The IHS Canadian Oil Sands Dialogue has released an update to its 2010 report comparing the greenhouse gas emissions (GHG) from fuels made from Canadian oil sands to those from other crude sources. The new analysis—updated to include more current data—found that total emissions from refined products that are wholly derived from oil sands are 4 to 18 percent higher than the average crude oil processed in the U.S. This level places oil sands on par with other sources of U.S. crude, including crudes from Venezuela, Nigeria, Iraq and California heavy oil production.
When the oil sands products refined in the United States are considered – a mixture of oil sands and lower carbon blending components - the GHG emissions are, on average, 9 percent higher than the average crude processed in the U.S.
The 2012 update follows the initial 2010 report, Oil Sands, Greenhouse Gases, and U.S. Oil Supply: Getting the Numbers Right. Both reports analyzed the complete “wells-to-tailpipe” life cycle—the extraction, processing, distribution and combustion of the refined fuel—to provide a comprehensive assessment of where oil sands fit in the spectrum of U.S. crude imports.
The original 2010 report had found the average for oil sands products refined in the U.S. was 6 percent higher than the average crude processed in the United States with total emissions from refined products wholly derived from oil sands being 5-15 percent higher than the average barrel.
The widening range in emissions estimates compared to the original report is the result of a more detailed estimate for U.S. oil sands imports—the latest update accounts for all major sources of oil sands production. However, the majority of the difference was due to increases in the estimate for GHG intensity of some oil sands extraction methods, such as SAGD dilbit, mining SCO and CSS dilbit.
These results do not necessarily indicate an increase in oil sands carbon intensity since 2010 but rather a revision of the results based on new studies that have applied different modeling techniques and data. The latest report is drawn from the results of 12 recent studies from government, academic and industry sources.

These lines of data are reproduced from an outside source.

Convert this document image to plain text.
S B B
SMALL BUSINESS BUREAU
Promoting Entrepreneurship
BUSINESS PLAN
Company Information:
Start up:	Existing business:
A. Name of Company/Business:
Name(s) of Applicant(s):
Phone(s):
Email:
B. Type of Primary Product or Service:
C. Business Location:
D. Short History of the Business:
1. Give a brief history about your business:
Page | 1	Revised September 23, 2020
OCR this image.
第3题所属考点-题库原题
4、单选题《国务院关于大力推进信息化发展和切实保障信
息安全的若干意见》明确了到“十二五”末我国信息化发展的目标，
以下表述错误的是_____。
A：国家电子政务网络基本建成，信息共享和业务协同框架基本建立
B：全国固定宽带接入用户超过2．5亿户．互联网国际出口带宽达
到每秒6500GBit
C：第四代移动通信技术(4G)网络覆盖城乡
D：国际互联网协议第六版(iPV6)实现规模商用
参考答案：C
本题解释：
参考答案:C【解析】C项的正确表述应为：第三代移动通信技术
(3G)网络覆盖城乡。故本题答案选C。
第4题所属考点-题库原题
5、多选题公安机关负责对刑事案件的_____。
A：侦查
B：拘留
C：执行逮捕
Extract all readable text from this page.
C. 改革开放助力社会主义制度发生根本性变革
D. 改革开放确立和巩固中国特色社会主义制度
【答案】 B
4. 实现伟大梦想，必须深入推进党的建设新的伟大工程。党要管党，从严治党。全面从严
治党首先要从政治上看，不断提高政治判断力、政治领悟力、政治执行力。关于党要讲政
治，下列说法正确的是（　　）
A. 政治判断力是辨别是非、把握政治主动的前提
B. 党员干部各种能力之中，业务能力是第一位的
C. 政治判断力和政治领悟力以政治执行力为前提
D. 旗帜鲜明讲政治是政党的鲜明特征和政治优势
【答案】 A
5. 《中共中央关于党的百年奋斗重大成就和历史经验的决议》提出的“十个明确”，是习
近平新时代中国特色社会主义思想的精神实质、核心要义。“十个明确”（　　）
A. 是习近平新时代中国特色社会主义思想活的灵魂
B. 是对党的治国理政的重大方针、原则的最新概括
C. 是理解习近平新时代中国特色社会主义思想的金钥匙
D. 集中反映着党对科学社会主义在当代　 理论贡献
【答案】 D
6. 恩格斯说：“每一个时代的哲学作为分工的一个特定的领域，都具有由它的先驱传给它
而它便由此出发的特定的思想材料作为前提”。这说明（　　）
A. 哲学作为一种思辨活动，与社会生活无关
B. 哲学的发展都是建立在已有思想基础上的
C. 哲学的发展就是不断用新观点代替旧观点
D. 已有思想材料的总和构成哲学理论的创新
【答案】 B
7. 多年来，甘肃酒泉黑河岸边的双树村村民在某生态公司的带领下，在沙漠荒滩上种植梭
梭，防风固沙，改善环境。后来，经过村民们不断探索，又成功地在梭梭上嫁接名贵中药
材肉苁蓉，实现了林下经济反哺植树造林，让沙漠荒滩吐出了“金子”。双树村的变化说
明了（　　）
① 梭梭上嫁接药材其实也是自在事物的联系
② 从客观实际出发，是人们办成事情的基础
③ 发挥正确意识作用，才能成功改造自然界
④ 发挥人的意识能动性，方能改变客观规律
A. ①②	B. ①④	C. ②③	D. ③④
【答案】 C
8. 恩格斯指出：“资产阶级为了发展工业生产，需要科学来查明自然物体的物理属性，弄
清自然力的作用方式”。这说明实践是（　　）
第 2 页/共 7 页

The new report also includes results measuring Canadian oil sands GHG intensity accounting for emissions that occur beyond the crude production and refining facilities such as the production and processing of natural gas used in oil production or emissions from off-site electricity production. When accounting for these “wide boundary” results the new report found that fuels produced solely from oil sands result in emissions 5 percent to 23 percent higher than the average crude processed in the U.S. with the average for oil sands products refined in the United States being 12 percent higher than the average barrel.